Solche Politisierungen stellen nicht zuletzt auch Funktionen und Kontexte ästhetischer Praxis erneut in Frage. (Wie) Kann eine solche Praxis gesellschaftlich eingreifen? Inwieweit wird "Widerstand" (bloß) zu einer ästhetischen Kategorie? Die bisher vorliegenden Arbeiten liefern vielleicht keine befriedigenden (positiven) Antworten, aber - sie transportieren die Fragen weiter, in der Hoffnung, dass dadurch im Prozess Strukturen nachhaltig verändert bzw. neu geschaffen werden können.

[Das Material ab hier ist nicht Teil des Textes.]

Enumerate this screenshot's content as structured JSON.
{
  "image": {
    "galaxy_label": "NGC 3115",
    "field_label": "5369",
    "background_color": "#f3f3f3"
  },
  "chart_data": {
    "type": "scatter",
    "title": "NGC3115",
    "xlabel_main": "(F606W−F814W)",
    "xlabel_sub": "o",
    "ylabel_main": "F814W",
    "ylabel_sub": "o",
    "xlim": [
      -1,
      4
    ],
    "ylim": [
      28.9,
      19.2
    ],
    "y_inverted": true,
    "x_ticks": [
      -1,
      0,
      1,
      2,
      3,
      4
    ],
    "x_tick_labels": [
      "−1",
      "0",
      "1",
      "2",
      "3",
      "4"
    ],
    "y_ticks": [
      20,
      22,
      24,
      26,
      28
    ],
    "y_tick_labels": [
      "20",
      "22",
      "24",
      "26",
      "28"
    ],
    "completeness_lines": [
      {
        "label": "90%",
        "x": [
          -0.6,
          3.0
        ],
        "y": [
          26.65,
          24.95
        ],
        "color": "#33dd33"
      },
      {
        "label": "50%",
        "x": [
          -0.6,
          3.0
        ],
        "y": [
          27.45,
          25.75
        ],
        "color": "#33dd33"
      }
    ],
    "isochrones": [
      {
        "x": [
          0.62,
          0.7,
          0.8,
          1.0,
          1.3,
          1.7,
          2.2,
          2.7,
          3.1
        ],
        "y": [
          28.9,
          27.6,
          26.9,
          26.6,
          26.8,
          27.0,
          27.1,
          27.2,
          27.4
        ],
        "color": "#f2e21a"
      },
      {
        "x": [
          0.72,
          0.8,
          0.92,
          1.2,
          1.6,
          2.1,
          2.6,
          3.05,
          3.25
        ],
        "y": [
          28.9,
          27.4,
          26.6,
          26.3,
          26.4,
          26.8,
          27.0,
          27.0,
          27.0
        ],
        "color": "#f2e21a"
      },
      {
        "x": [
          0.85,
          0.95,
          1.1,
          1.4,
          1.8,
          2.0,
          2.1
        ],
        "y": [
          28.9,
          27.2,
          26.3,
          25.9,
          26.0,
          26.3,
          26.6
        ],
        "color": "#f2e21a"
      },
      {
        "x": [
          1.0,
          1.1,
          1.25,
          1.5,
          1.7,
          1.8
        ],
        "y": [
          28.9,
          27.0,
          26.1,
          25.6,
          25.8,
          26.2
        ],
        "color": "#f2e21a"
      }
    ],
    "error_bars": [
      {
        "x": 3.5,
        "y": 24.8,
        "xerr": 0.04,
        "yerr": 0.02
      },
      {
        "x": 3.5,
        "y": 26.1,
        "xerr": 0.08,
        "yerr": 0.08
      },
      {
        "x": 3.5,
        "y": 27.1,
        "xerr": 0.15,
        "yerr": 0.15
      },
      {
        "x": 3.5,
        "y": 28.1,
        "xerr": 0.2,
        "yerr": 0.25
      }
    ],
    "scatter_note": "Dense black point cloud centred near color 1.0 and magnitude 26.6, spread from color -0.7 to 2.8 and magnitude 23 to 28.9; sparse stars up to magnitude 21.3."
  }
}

2001, in ihrem 2. Jahr, setzte DIE KUNST DER STUNDE ihre Aktivitäten fort; eine neue, dichtere Kompilation entstand und mit Preisgeldern (Diagonale-Preis Innovatives Kino 2000 & 2001) konnte einigen Einzelprojekten eine Startförderung gegeben werden. Das kollektive Projekt war aber von vornherein transitorisch angelegt. Wenn die Gruppe heute nicht mehr unter demselben Namen aktiv ist, heißt das jedoch nicht, dass ihre Mitglieder sich nicht weiterhin filmisch-politisch betätigen würden. Energien haben sich verlagert, Aktivitäten transformiert, Themenkreise erweitert; so z.B. im Programm "Politik bilden!" (Diagonale 2001), das sich mit interventionistischem Videoschaffen beschäftigte, oder auch bei der Reihe "noborder - nonation" (Diagonale 2002), ein Ausdruck der Internationalisierung des Aktivismus, der im letzten Jahr verstärkt an die globale Protestbewegung angekoppelt wurde.